The couple had joined two friends at Holy-Field, which is just west of Basehor. The four Kansas City area residents said it was the wine that drew them to help with this year's harvest.
"What's the real reason for us to be here?" Jenny Forbes said, laughing. "Let's be honest. We have a designated driver."
"Kathryn is the designated driver," said her friend, Tom Ryan. "We're designated tasters."
This year, the grape harvest came early, spurred on by intense heat, said co-owner Michelle Meyer Havey.
"You don't need record-breaking temperatures because the vines shut down," she said.
She and her father, Les Meyer, agreed harvest is running three to four weeks ahead of normal.
After volunteer pickers complete their work, their bounty is fed into a grape crusher. The transformation from grape to drinkable wine takes two years, Les Meyer said. The 12-year-old Holy-Field vineyard bottles 14 varieties of wine.

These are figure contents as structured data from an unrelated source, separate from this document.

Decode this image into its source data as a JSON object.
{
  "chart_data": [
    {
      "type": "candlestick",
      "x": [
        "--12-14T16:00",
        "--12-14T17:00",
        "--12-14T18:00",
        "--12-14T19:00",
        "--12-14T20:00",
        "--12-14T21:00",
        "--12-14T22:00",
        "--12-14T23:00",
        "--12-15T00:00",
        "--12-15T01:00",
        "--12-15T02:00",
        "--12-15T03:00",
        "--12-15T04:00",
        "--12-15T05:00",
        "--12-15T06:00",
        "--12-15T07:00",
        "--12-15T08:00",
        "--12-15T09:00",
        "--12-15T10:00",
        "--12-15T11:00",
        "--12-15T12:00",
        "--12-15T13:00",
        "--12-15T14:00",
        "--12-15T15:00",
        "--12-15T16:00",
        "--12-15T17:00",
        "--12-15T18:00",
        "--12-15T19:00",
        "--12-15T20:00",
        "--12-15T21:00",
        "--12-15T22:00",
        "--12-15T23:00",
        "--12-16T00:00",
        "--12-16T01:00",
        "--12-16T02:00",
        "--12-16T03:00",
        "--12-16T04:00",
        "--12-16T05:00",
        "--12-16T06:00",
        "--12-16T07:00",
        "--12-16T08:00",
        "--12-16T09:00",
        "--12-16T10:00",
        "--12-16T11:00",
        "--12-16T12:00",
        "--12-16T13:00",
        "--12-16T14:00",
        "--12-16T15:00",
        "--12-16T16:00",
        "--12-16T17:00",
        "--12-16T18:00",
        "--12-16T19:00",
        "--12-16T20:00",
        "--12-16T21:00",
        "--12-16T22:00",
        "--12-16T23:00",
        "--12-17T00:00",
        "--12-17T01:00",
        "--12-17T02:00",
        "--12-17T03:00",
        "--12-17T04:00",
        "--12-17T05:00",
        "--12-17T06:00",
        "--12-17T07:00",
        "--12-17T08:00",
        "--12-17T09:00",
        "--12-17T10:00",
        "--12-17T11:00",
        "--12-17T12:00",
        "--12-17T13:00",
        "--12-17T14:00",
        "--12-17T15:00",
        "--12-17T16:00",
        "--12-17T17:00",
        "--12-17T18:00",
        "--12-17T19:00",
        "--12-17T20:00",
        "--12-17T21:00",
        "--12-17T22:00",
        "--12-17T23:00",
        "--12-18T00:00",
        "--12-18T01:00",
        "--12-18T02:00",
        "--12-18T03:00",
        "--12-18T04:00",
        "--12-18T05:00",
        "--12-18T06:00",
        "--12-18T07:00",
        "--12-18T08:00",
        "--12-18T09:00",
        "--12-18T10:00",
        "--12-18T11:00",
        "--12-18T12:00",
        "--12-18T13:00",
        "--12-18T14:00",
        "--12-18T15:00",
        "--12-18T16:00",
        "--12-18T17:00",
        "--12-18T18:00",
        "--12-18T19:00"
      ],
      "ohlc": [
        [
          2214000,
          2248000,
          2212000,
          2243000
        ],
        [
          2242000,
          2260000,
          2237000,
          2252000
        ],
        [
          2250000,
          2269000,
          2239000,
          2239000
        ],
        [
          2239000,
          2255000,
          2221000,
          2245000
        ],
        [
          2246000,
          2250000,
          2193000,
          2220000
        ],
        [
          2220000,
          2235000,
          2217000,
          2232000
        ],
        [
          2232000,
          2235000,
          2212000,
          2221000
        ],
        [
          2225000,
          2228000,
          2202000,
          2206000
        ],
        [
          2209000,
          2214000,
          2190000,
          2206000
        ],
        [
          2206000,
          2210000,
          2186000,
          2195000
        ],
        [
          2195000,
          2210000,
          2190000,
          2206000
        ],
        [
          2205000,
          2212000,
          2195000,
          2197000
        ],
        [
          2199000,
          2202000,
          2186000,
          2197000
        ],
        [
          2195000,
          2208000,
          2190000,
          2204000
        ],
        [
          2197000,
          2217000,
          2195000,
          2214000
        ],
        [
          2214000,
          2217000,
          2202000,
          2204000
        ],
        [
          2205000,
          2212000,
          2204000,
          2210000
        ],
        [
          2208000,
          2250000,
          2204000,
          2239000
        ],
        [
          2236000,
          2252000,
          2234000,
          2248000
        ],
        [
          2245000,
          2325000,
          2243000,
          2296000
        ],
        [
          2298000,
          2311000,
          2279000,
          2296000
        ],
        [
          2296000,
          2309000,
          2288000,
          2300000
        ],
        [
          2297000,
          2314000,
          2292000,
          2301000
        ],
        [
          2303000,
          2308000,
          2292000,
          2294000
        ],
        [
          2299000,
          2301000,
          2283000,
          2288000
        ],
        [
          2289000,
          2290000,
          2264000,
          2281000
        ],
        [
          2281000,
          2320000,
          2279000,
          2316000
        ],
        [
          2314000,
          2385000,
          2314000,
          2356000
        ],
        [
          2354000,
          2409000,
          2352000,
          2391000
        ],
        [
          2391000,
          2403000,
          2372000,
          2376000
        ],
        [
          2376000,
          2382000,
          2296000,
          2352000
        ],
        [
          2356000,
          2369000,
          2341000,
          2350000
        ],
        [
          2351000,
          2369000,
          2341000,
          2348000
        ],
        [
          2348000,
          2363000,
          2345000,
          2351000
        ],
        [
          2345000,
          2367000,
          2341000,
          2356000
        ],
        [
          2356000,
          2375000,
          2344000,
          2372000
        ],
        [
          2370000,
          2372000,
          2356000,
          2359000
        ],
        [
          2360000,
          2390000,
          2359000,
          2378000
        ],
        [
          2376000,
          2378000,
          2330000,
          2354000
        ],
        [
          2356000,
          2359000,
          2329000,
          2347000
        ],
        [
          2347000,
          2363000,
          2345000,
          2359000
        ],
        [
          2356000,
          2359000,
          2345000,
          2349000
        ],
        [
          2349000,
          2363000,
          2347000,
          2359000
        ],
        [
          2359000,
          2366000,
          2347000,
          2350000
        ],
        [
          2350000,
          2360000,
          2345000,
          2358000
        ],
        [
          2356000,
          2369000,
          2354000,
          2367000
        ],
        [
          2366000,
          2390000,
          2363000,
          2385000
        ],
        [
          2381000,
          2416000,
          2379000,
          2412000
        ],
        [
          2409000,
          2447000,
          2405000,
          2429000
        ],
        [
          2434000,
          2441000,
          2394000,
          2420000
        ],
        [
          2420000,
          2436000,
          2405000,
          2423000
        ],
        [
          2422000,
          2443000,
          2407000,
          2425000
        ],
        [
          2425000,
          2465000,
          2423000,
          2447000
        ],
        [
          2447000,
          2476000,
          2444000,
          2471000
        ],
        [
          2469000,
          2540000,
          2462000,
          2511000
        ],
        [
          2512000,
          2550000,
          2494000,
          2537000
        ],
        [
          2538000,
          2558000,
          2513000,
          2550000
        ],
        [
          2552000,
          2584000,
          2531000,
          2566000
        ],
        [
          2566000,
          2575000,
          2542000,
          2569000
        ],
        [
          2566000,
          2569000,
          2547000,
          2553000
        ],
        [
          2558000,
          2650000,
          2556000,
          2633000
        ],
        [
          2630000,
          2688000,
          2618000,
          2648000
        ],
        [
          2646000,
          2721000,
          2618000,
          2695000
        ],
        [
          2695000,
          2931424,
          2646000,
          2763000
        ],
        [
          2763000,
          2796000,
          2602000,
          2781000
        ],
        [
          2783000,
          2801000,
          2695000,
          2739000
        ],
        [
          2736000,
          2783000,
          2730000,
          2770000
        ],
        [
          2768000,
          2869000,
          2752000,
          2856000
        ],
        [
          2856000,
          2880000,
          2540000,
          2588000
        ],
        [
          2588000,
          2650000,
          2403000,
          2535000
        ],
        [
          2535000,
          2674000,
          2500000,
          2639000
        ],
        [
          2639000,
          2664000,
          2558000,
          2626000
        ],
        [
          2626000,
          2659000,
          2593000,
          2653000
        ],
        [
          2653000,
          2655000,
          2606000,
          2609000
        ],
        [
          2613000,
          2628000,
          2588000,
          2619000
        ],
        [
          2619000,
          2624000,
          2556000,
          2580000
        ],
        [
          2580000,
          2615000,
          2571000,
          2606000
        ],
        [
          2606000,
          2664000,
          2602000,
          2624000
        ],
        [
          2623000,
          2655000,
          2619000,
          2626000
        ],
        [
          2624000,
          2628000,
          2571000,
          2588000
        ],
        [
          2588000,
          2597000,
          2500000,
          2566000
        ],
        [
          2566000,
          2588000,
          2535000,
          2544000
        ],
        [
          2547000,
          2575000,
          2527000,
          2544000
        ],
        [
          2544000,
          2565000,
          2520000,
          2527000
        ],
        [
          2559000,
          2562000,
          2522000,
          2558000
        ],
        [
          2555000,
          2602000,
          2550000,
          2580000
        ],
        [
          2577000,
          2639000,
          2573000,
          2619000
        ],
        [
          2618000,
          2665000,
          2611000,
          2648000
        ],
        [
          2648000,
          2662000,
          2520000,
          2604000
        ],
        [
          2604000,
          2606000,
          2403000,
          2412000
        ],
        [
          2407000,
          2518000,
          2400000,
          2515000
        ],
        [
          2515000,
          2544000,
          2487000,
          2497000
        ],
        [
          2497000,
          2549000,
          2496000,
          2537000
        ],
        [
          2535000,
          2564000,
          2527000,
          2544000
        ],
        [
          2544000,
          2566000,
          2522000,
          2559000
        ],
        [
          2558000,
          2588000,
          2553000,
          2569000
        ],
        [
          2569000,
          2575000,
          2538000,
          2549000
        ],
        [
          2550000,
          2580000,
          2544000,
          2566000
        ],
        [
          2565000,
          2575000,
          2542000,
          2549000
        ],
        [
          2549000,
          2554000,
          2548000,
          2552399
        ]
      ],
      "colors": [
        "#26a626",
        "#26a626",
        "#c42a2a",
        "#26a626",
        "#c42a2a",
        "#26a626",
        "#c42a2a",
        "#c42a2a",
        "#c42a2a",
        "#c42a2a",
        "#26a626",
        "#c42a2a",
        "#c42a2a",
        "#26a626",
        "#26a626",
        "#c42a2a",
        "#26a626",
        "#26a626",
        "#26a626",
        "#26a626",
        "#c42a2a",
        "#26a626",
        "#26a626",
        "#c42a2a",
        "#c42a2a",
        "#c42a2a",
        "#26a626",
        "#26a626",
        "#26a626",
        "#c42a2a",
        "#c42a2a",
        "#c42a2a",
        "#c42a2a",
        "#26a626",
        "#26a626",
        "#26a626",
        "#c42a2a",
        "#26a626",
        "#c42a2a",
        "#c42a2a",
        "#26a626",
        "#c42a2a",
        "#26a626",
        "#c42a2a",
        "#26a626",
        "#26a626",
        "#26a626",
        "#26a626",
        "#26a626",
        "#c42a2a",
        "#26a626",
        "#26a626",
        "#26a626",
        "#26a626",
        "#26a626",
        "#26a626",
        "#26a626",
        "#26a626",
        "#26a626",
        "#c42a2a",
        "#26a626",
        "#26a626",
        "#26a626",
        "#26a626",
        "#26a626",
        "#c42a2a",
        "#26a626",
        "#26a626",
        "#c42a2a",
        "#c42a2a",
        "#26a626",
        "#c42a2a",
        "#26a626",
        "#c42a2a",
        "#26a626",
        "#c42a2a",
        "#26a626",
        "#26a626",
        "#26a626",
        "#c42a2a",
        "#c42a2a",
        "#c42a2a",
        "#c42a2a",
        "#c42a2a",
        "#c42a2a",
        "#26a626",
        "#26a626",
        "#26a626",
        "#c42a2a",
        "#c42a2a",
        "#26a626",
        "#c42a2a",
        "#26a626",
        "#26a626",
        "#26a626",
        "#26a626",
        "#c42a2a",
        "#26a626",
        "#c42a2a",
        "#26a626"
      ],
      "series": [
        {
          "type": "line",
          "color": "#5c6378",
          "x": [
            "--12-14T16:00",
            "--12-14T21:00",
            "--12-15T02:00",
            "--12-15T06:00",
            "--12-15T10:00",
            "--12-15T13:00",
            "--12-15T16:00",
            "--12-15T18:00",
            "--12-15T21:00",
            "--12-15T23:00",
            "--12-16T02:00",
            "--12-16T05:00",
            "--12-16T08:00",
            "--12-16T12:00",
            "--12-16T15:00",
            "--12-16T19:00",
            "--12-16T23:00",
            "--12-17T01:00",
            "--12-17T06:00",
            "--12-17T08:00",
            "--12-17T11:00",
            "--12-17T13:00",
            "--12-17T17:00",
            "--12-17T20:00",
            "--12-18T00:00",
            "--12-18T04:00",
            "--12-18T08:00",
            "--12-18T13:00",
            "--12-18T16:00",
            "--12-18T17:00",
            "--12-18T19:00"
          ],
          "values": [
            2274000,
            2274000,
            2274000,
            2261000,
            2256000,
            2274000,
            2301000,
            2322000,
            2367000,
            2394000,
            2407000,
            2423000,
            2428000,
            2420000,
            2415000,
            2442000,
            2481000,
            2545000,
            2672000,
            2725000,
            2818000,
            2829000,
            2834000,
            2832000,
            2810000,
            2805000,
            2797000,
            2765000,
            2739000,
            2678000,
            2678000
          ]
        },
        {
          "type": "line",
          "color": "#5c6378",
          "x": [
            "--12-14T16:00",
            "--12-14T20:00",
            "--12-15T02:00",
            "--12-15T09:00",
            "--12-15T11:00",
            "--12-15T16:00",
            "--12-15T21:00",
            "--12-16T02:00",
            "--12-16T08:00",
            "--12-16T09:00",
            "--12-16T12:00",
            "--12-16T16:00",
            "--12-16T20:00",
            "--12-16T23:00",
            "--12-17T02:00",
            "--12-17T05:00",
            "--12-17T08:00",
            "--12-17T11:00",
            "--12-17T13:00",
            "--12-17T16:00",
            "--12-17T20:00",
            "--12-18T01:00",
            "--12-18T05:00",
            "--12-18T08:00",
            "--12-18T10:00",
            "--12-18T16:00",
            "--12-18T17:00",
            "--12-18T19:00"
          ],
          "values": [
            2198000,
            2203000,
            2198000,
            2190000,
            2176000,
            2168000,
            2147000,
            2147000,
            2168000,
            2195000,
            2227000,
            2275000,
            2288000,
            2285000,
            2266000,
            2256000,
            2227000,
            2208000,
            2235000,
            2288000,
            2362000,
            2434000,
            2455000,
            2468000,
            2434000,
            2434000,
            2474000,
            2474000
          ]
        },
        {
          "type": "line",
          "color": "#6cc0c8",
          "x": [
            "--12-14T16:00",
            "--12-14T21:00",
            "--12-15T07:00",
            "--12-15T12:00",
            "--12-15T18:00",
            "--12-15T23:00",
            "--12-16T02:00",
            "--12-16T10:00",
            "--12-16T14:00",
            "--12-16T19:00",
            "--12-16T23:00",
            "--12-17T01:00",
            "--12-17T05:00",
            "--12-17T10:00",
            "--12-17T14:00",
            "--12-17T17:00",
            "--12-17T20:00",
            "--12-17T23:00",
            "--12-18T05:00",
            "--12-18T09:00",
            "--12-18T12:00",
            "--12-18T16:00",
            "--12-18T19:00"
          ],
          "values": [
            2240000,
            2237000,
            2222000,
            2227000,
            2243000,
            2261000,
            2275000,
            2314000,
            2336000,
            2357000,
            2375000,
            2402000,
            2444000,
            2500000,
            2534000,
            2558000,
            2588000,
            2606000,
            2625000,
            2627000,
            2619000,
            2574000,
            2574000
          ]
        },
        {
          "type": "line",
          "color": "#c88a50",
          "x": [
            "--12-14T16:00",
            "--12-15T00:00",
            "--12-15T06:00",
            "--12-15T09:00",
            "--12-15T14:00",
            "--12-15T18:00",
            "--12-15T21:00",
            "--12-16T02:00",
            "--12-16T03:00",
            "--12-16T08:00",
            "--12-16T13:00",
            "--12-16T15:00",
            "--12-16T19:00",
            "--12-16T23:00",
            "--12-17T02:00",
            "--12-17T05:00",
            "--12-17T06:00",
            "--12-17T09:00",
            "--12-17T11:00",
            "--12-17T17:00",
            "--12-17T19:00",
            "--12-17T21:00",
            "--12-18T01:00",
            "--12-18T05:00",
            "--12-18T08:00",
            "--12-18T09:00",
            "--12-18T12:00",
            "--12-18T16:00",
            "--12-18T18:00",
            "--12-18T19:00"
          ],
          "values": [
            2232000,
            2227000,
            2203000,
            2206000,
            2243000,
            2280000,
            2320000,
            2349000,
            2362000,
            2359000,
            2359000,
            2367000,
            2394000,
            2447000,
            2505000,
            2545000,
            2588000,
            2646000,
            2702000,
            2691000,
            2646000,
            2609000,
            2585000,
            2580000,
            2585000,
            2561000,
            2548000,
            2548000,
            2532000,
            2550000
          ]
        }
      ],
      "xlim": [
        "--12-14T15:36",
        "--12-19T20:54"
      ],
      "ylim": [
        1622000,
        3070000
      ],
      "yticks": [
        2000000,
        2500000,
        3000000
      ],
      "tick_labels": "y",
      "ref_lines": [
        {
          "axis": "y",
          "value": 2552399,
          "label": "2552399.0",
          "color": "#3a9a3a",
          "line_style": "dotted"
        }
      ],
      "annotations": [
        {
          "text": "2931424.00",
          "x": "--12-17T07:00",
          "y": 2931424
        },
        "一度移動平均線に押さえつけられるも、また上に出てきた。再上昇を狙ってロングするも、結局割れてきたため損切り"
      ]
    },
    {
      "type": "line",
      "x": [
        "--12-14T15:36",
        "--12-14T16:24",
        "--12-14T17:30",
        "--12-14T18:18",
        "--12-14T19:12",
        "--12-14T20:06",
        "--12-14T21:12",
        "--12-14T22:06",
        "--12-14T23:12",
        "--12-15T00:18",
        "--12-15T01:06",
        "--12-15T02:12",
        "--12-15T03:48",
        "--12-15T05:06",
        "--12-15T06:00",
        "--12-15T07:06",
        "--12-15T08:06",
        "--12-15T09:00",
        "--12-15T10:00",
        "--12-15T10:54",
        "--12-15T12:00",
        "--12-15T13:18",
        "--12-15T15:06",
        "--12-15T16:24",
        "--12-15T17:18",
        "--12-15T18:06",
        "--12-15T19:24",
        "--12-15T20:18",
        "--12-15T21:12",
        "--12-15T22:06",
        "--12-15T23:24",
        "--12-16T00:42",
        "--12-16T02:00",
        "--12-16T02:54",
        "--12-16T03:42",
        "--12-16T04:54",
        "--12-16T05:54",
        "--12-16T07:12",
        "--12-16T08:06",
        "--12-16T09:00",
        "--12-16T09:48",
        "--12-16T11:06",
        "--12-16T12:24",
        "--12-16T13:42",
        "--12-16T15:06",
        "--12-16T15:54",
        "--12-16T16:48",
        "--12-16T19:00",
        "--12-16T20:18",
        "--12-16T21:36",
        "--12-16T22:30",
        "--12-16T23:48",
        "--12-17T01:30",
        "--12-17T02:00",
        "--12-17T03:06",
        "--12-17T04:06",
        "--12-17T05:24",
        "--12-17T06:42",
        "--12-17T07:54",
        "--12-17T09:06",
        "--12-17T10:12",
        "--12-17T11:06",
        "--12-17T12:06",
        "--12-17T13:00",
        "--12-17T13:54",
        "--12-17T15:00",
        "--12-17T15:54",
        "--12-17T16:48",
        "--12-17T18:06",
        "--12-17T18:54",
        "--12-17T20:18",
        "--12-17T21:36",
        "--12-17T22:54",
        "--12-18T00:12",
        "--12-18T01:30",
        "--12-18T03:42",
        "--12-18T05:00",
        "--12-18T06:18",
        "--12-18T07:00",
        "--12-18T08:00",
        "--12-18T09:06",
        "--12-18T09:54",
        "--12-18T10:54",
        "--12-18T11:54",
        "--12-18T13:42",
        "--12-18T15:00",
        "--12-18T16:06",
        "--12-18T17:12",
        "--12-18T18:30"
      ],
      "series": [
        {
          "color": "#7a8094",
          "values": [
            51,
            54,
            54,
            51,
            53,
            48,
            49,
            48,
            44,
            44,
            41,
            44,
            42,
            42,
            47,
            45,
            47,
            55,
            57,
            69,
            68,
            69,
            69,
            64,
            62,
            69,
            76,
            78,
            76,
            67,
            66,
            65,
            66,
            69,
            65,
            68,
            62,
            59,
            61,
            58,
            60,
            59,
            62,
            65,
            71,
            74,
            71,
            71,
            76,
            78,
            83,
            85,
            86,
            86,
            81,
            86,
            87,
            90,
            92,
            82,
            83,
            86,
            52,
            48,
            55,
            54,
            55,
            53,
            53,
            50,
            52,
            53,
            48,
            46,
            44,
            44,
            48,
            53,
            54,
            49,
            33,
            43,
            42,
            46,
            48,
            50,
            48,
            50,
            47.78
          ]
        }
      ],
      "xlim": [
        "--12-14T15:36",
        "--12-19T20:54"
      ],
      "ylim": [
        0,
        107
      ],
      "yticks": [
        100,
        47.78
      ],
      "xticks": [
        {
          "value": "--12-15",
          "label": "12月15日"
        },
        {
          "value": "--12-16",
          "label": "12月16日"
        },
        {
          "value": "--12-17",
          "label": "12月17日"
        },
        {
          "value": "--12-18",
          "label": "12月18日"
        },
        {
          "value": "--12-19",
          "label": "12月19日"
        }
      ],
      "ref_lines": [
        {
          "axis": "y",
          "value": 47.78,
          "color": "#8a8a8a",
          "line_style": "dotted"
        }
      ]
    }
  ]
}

While most of the pickers at Holy-Field kept to one row, picking grapes as they went, there was an exception. Emma Holyfield, 7, wearing a lilac shirt now stained with juice from fresh-picked grapes, simply ducked beneath the gnarled leaf-covered vines and skipped from row to row looking for the plumpest bunches of purple grapes. After several clips, her tiny hands brimmed with more grapes than she could hold, so off she'd scamper to add her grapes to those her parents, Martin and Paula Holyfield, had picked.
For Martin Holyfield, who with his family lives in Piper, this was not far from his beginnings.
"My grandfather's farm used to be along this road," Holyfield said. "Eventually, everybody got to calling this Holyfield Road."
His grandfather, Jerry Holyfield, died in the early 1970s, but the name lives on not only in the name of the road, but now also in the name of the vineyard.
Like the rest of the pickers, the Holyfields do it for fun.
"This is our second year," Paula Holyfield said. "We didn't know they did this until last year, and this time we've brought a group of six people with us."